Tesla shares (NASDAQ: TSLA) fell 4% on Friday as the electricity producer continued to feel the aftermath of its quarterly report. When Tesla hit 2-year lows, Wall Street continued to polarize the company, with bears linked to skepticism, and TSLA bulls remain firm in their support for the electric car manufacturer.
Apparently, blood smells in the water, Tesla's bears continued their assault on the company. Gabe Hoffman, founder of Accipiter Capital Management and a Tesla short, called Elon Musk a "lying magician" in a segment of Yahoo Finance s The Ticker . Garrett Nelson, CFRA's senior research analyst, noted that the company's guidance looks "unrealistic" and a "problem ahead". Longtime TSLA bull Dan Ives from Wedbush also wrote an alarm note after Tesla's Q1
While the current state of the Tesla stock does not inspire great confidence, some of the company's bullies remained supportive for the electric car manufacturer. Jefferie's analyst Philippe Houchois noted that while there is "ongoing stress" for Tesla, he saw "enough positive surprises from automatic gross margin hardness, cash earnings and gross liquidity to claim that the shares are adequately repaid." Houchois admitted that his current call may be "hard to live with at times," but he maintained that he sees value in Tesla's electric vehicle / connectivity technology and implementation.

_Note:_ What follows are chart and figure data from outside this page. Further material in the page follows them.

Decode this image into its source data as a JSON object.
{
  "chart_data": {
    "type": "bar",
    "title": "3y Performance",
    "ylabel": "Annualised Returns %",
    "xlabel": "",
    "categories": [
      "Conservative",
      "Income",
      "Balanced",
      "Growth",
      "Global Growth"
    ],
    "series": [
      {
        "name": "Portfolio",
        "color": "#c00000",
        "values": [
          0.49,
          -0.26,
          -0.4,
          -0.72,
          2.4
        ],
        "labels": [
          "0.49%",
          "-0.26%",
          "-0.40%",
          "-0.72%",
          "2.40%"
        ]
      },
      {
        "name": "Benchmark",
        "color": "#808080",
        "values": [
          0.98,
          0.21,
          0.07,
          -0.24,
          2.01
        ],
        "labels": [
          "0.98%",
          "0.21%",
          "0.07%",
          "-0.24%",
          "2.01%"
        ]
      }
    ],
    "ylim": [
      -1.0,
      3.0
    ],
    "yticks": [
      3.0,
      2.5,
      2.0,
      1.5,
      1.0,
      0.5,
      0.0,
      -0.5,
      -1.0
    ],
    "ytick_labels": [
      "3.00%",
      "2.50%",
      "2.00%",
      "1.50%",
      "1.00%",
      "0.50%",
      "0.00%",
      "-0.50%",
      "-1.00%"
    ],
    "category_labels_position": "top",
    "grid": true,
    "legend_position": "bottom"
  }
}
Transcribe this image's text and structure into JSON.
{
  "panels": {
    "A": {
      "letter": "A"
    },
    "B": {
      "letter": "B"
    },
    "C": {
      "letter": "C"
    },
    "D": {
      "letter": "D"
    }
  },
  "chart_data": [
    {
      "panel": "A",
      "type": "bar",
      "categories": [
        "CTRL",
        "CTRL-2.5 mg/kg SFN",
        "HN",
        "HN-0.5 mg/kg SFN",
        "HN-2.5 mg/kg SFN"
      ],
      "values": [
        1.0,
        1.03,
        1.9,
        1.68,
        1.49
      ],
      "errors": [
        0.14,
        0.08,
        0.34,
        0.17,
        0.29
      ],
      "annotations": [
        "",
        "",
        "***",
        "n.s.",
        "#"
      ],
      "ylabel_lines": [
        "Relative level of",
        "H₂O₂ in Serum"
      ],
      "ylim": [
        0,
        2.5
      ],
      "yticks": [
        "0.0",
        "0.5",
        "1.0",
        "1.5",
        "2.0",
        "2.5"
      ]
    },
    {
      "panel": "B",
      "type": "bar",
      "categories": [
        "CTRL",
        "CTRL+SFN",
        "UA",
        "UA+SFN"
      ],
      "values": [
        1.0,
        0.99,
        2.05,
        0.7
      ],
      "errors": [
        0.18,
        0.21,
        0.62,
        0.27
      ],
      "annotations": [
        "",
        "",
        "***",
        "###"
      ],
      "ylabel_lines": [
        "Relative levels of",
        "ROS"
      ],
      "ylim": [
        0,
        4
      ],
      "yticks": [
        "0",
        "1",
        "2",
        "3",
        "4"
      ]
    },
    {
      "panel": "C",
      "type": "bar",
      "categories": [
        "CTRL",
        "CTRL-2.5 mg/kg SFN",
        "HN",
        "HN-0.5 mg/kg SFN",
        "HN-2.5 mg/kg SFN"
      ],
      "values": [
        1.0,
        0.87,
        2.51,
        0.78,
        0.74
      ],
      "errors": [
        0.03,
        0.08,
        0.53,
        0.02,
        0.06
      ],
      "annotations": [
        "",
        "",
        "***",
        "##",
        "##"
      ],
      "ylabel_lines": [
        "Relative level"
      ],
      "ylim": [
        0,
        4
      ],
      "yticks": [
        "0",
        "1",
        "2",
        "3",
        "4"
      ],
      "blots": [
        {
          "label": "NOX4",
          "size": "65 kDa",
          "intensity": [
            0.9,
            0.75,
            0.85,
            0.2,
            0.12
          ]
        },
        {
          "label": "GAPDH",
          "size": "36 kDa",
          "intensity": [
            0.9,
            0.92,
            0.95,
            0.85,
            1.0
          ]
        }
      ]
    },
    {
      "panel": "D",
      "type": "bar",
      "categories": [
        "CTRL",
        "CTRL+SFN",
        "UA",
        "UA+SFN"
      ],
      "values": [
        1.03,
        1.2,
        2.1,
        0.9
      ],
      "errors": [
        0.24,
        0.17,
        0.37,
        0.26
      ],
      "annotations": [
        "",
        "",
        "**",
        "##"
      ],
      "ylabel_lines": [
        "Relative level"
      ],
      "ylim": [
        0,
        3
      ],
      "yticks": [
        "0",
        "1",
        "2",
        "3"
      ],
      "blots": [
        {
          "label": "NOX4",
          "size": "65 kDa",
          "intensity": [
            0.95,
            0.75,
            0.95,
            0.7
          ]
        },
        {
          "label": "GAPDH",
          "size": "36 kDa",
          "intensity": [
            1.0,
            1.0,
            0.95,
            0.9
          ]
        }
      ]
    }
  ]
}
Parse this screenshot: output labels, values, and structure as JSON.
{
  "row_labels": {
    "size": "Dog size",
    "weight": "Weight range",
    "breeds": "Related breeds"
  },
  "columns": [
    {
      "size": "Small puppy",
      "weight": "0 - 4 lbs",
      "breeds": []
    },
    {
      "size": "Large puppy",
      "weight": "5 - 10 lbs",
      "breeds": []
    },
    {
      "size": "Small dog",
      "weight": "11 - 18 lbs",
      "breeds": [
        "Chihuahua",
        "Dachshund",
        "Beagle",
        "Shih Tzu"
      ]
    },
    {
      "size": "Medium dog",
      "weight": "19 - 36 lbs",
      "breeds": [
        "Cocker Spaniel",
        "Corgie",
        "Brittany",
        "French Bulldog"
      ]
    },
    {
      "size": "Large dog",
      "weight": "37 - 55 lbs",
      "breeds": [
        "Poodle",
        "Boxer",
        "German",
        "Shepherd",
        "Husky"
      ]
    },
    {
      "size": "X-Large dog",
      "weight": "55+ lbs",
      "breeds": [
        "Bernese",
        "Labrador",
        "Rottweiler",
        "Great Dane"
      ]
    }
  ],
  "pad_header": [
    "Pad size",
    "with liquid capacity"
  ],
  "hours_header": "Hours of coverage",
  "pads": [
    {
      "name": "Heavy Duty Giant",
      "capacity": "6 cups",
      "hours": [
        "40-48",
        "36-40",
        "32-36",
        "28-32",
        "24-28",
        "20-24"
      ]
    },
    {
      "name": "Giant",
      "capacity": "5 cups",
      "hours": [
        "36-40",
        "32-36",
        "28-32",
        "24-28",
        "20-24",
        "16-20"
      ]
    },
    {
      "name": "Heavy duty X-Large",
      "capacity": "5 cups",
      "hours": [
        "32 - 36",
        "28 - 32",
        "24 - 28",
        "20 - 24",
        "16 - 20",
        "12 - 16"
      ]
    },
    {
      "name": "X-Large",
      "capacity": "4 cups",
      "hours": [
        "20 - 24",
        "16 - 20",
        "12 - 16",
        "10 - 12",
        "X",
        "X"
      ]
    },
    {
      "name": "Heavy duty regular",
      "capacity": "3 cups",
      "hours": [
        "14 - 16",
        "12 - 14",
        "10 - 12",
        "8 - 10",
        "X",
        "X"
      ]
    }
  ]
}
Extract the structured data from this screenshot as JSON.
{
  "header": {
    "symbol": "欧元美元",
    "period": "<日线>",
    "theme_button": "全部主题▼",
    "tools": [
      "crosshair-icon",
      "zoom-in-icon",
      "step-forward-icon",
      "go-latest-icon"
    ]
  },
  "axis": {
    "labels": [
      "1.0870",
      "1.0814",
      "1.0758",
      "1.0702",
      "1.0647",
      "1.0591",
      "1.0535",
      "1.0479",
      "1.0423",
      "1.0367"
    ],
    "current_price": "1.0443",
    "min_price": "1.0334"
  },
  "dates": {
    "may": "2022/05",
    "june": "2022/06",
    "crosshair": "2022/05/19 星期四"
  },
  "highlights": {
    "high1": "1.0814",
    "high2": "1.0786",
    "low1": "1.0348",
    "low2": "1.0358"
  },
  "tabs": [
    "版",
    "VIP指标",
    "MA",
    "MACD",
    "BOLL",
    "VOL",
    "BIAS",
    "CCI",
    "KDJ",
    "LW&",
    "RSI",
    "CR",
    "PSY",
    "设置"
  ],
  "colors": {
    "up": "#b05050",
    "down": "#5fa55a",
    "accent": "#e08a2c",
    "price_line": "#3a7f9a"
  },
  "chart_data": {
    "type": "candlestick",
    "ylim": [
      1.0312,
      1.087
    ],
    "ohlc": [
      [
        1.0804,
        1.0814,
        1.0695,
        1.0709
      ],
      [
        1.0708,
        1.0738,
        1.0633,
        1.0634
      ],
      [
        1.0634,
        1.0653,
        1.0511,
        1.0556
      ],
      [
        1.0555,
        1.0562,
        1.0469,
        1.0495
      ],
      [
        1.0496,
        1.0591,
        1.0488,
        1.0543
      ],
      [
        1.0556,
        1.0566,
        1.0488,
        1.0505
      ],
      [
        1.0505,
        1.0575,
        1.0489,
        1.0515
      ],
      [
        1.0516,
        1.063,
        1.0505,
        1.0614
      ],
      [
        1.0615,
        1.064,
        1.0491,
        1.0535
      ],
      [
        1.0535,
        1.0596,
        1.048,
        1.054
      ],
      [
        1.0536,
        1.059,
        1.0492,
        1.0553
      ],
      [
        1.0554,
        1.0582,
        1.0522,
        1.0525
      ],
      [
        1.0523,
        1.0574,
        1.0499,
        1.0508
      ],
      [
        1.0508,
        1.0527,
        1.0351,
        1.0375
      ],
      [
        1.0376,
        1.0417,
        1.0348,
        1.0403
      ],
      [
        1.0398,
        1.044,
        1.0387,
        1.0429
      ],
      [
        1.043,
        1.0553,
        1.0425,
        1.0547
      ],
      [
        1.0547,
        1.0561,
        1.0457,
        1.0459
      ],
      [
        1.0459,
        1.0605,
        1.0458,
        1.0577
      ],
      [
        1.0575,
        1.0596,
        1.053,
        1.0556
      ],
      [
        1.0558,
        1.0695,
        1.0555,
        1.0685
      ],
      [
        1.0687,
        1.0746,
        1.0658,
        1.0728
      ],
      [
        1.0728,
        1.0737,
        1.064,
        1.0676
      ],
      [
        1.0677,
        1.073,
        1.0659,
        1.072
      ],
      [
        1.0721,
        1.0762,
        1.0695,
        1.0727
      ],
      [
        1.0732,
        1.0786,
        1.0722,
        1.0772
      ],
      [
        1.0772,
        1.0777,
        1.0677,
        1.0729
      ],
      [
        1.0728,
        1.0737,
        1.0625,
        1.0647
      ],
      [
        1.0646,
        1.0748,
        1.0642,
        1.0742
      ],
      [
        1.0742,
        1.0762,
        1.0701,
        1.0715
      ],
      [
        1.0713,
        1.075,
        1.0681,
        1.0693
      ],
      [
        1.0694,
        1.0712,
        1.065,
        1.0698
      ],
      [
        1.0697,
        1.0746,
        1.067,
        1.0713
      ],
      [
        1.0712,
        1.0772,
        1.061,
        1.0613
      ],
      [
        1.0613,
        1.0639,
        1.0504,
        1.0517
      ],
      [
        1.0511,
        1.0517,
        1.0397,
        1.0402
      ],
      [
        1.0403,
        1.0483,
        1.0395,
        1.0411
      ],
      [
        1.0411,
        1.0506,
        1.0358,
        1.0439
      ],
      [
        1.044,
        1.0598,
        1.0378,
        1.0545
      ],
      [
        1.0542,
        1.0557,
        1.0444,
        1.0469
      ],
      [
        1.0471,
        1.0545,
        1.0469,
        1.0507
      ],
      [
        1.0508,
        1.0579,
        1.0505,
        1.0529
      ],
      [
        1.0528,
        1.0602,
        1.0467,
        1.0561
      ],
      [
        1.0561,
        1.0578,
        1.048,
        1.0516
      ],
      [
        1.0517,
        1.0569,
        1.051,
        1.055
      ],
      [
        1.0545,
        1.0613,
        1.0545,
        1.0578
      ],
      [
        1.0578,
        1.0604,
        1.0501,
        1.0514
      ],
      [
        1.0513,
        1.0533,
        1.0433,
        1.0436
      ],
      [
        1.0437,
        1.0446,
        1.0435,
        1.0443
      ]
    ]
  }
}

He claims to take an unpopular statement, and the Jefferies analyst said he remained confident that "there is a path to sustained profitability" for the electric car manufacturer. Houchois ultimately held its "Buy" rating on TSLA stocks, as well as a very optimistic $ 400 price target.
ARK Invest CIO Cathie Wood, a long-term TSLA bull, discussed Tesla's first quarter results in a segment of CNN s First Move . According to Wood, the electric car manufacturer's Q1 figure may be provocative, but they are not a surprise. "The numbers so provocative. I want to tell you from the get-go. But we knew this was going to be a hard quarter. We knew they were retooling. We knew they were going to pay back the convertible notes. So there will be I don't think there were too many surprises, "she said.
In a rather interesting excitement, Craig Irwin from Roth Capital Partners has shown less bearish on Tesla after Q1 earnings calls. Irwin is a Tesla critic who recently claims that the electric car manufacturer will be in trouble due to heritage car competition. In a segment of CNBC s Squawk Box Irwin explained why he is currently considering Tesla as a team. "(The results from Q1 were very much like telegraphing. I think we've known the devices for a while. Nothing gets me more constructive here, but honestly, I'm not more bearish. I just think the probability of a stock offer or a Part of capital access is much, much higher with the cash position, as much as it was, "he said.
With Friday's 4% decline, TSLA shares have now fallen 29% in 2019. Tesla's market share has also fallen from $ 63 billion in mid-December to $ 40.8 billion. Wall Street analysts are currently expecting sales of the electric car manufacturer to grow by 19% by 2019, much less than the 83% growth it shows in 2018 and the 68% growth in 2017 according to Refinitiv .
As of the letter, Tesla shares trades at 4.77% at $ 235.81.
Disclosure: I have no ownership in TSLA shares and have no plans to launch any positions within 72 hours.